= Boarding Party =

Board wargame published in 1982

Boarding Party is a solitaire science fiction board game published by Task Force Games in 1982 that simulates a boarding party of humans trying to deactivate a killer spaceship.

==Description==
Boarding Party is a solitaire microgame in which the player controls a party of humans that must board an automated killer space ship that is temporarily disabled and destroy the central computer before the ship can reboot itself and go on a killing rampage. The player only has 14 turns to accomplish this task.

The map represents the narrow winding corridors of the space ship that all lead to the central computer. Automated robots randomly move up and down the corridors at the start of the game. Once the humans have reached the central computer, surviving robots all converge on the central computer room.

==Publication history==
Boarding Party was designed by Thomas Condon, and featured front cover art by William H. Keith Jr. and back cover art by R. Vance Buck. It was published by Task Force Games in 1982.

==Reception==
In Issue 64 of Space Gamer, Edwin J. Rotondaro liked the game but questioned its staying power, saying, "Overall, I have to give Boarding Party a B−. The game's not bad, it just doesn't have a lot of replay value."

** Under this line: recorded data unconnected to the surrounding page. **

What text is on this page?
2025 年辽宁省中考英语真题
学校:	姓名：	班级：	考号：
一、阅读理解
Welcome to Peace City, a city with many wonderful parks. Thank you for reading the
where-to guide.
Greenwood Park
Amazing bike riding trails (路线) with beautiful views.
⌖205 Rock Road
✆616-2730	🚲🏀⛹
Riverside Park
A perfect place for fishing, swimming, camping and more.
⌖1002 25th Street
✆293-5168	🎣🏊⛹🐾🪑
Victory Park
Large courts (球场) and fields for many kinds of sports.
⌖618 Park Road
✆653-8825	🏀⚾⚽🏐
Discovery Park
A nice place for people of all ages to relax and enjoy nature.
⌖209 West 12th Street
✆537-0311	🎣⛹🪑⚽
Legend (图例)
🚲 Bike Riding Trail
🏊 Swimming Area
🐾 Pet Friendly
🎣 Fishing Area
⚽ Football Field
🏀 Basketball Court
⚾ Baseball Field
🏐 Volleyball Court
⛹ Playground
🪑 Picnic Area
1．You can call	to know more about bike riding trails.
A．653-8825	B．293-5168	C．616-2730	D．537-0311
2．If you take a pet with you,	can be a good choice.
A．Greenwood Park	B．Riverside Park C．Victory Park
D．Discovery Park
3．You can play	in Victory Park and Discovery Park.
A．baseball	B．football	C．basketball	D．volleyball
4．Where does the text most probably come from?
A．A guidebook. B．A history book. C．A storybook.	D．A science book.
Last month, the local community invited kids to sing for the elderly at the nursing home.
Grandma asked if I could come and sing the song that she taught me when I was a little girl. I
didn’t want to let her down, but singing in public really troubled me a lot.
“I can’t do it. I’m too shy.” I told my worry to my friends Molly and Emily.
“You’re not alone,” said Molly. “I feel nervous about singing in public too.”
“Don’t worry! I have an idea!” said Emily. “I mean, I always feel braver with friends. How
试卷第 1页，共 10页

In Issue 27 of Simulacrum, Brian Train noted, "The cramped map and the inane moves of the robots make the game frustrating at times. I
seemed to spend more of my time fumbling at stacks of chits in all too small rooms trying to figure out if they’d just moved or not. A bigger map with ‘spaces’ in which players could stack counters which had just moved and those which had not would have made the game much easier to play."